Thursday, January 12, 2006

The Tattlesnake -- Good Sam He Not Am Edition

What If Alito Had Been A Liberal?

An easy way to determine if you're being a partisan hack or biased apologist for your side of the fight is to stand the situation on its head and see how you would react if the shoe were on the other foot, a technique unfortunately infrequently practiced by our media and politicians. I understand how difficult and painful this is for neocons, so I'll try to make it easy for them here.

Let's say in the 1990s Clinton had nominated a very liberal but experienced judge to the Supreme Court and among the questions about his past were:

-- In college he joined an ultra-left group called Students for a Socialist America. Fifteen years after graduation, he used this affiliation on his resume in an attempt to get a job with a leftist organization. Today he claims that he doesn't remember any such affiliation or using it on his resume and, besides, he was 'only' a grass-green kid of 35 at the time. What would be your reaction, Mr. and Mrs. Neocon; would you find this explanation credible?
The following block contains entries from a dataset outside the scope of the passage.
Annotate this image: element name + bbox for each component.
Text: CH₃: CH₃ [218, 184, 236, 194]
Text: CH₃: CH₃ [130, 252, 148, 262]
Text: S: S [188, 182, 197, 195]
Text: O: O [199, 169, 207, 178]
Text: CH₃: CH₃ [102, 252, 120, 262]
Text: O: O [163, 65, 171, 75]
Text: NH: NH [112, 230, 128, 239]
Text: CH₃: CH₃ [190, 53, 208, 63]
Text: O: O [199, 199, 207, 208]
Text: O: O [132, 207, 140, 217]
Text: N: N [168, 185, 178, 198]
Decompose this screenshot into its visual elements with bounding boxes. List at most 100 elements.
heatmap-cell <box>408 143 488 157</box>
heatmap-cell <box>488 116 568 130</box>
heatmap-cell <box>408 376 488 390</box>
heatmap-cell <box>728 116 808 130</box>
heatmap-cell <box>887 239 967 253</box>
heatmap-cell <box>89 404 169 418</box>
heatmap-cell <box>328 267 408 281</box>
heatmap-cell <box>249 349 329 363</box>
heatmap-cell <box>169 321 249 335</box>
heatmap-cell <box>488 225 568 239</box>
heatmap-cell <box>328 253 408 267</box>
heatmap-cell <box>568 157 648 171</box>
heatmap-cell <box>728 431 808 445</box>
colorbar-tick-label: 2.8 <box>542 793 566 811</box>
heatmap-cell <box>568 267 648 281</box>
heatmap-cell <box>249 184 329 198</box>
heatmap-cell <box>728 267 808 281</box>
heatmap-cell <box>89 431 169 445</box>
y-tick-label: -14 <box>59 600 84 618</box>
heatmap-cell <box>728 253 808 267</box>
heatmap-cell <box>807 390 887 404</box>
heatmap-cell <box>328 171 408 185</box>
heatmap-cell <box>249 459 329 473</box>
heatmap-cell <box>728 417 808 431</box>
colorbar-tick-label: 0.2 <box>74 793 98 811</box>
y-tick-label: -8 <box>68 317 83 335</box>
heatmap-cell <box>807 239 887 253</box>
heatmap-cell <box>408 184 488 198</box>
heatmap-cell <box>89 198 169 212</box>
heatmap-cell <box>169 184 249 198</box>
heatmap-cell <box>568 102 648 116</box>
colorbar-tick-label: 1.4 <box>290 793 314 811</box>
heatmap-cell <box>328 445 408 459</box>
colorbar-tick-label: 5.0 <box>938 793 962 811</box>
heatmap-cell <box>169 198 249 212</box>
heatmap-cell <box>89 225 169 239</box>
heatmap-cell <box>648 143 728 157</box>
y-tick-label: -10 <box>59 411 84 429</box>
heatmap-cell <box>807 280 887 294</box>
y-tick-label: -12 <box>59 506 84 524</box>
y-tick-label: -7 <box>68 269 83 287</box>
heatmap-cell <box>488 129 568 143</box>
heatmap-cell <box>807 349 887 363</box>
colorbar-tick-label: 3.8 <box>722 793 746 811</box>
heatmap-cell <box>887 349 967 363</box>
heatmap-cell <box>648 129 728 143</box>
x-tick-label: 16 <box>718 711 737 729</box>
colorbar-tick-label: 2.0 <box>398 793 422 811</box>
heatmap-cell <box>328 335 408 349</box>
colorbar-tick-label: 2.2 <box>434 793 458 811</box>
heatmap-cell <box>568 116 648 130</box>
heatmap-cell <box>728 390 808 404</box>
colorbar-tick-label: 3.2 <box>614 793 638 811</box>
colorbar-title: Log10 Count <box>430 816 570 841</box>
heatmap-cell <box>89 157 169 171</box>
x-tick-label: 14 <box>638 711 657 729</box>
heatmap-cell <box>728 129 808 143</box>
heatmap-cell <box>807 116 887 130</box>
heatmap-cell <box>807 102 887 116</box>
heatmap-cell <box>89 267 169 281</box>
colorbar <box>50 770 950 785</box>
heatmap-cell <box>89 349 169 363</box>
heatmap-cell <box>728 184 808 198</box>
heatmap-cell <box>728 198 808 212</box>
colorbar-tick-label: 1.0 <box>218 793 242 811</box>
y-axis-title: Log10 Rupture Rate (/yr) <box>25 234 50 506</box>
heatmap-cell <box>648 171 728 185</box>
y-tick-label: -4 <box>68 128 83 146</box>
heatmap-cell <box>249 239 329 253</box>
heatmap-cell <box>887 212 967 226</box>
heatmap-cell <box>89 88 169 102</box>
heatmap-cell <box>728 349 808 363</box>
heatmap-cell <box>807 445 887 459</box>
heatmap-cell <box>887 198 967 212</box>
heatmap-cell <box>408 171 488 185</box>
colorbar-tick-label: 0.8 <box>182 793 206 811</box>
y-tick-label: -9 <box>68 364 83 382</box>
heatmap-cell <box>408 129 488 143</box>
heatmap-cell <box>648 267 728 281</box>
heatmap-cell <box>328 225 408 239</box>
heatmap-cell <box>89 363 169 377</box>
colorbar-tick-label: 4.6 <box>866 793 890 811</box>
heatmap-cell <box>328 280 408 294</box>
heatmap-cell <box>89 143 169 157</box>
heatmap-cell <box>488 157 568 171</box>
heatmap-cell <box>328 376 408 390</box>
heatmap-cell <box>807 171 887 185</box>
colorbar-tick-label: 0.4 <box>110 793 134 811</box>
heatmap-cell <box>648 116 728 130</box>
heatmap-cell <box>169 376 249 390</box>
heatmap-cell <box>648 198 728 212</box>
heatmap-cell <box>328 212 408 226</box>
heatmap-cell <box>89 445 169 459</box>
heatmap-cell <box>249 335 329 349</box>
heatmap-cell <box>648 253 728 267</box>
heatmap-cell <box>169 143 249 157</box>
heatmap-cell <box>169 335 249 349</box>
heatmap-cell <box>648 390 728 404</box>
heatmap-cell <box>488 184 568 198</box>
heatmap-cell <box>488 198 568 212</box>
-- Although he has been a steadfast supporter of abortion rights throughout his life and has consistently, in several government jobs and from the bench, issued opinions contrary to anti-abortion groups, today he maintains that he could fairly judge abortion cases that may come before the high court. Would O'Reilly and Rush buy that logic?

-- An examination of his record of decisions in more than a decade as a federal judge reveal that he overwhelmingly decided in favor of the liberal position in his cases and dissenting opinions from the majority position. Would Orrin Hatch and Jeff Sessions merely say that Clinton should be allowed to have whatever appointee he wants and that, because of his experience on the bench, they know he'll be 'fair' to their side as a Supreme Court Justice?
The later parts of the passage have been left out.